03/14/2023, 07:43 AM
(03/14/2023, 07:23 AM)Caleb Wrote: My point is just that the functions we are dealing with here only have a measure 0 set of bad points-- the rest of the points are well defined. So, I'm interested if your extension will recover any familar theorems when we weaken the definition of holomorphic in the way I have suggested.
Also, I don't mean to disagree with the work you have done. I'm not imply anything you have is wrong. I'm just suggesting that we look at some details of coherence on the unit circle to see if a given extension is 'good'. I.e., we might be able to classify 'bad' extensions by their bad behaviour on the unit circle. My cursory look at generalized analytical continuation suggests they do something like this-- they look for matching boundary values as one condition for continuation. I think complex differentiablity might be another condition to look for, to shift out bad extensions from the good ones
This is my point also, Caleb. Because we described the singularities at \(|z| = 1\) as the same thing; we have the same result for non-singular points on \(|z| = 1\). My equation will describe the point wise differential properties; but the only data it needs to produce this, is singular data for \(|z| =1\).

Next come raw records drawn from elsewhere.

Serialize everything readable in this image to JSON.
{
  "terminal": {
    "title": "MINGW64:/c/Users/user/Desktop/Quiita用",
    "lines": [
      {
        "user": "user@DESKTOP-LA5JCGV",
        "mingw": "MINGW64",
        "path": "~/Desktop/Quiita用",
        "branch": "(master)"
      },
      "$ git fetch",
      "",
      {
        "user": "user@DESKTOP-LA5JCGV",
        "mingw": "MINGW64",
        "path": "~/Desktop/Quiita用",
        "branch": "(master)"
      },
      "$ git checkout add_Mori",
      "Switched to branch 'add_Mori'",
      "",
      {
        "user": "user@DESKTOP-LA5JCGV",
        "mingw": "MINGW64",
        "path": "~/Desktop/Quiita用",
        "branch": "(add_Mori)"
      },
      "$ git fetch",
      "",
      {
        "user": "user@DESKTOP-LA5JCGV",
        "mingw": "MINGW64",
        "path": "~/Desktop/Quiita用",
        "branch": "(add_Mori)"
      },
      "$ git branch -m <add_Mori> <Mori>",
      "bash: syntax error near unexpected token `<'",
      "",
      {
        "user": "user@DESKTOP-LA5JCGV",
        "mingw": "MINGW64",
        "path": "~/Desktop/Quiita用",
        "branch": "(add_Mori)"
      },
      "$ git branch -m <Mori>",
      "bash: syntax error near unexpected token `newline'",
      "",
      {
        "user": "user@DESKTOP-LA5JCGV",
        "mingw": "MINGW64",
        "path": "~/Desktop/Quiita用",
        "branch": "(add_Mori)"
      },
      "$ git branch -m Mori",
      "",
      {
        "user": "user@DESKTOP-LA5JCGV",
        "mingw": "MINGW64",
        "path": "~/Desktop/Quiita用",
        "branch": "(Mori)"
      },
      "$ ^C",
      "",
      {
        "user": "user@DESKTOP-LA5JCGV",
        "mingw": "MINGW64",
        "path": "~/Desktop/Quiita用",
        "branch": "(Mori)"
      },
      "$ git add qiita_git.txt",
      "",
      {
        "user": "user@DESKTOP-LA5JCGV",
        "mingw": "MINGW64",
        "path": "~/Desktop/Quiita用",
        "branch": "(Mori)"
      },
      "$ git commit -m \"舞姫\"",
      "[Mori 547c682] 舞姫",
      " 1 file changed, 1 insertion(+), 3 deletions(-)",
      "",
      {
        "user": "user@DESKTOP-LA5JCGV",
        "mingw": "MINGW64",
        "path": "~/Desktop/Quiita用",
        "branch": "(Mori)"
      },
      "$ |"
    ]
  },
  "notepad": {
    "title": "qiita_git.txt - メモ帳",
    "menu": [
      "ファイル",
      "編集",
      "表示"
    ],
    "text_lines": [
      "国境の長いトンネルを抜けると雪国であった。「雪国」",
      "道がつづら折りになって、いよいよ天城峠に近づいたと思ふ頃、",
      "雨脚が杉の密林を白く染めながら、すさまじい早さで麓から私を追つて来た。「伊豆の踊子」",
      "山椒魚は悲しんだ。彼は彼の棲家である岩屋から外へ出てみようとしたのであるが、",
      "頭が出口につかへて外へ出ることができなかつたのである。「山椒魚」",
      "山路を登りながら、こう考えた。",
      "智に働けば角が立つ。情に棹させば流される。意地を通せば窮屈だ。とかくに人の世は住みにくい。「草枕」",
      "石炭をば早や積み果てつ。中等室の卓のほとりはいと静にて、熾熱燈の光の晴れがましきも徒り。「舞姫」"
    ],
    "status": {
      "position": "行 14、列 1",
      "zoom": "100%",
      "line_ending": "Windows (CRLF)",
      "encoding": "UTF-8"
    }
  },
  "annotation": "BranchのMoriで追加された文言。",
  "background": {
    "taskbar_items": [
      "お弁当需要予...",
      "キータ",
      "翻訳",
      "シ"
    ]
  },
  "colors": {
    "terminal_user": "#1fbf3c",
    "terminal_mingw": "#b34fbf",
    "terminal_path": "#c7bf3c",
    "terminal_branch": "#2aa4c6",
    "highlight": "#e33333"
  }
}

I am loving everything you are saying. I'm not going to prove this result for you. But all the things you are worried about; it happens. Every thing works exactly as your imagining. The math is turning out to be incredibly beautiful. But it's very technical. And I want to get everything right. So I'm focusing on writing at 25-30 page paper, which covers all bases.
But, what you see as differential points; can be covered by only looking at the singular points. That's kind of the thesis of what I am saying!
I'm super excited to go deeper into this. But, I should probably shut up. I should just finish the 25-30 pages of work that goes into it. This is a paper; not a post on the tetration forum... I should treat this knowledge with the respect it deserves.
Nonetheless! Keep posting, Caleb! I'm always weirdly angry and upset about how your right, but it doesn't make sense, lmfao.
Sincere Regards, James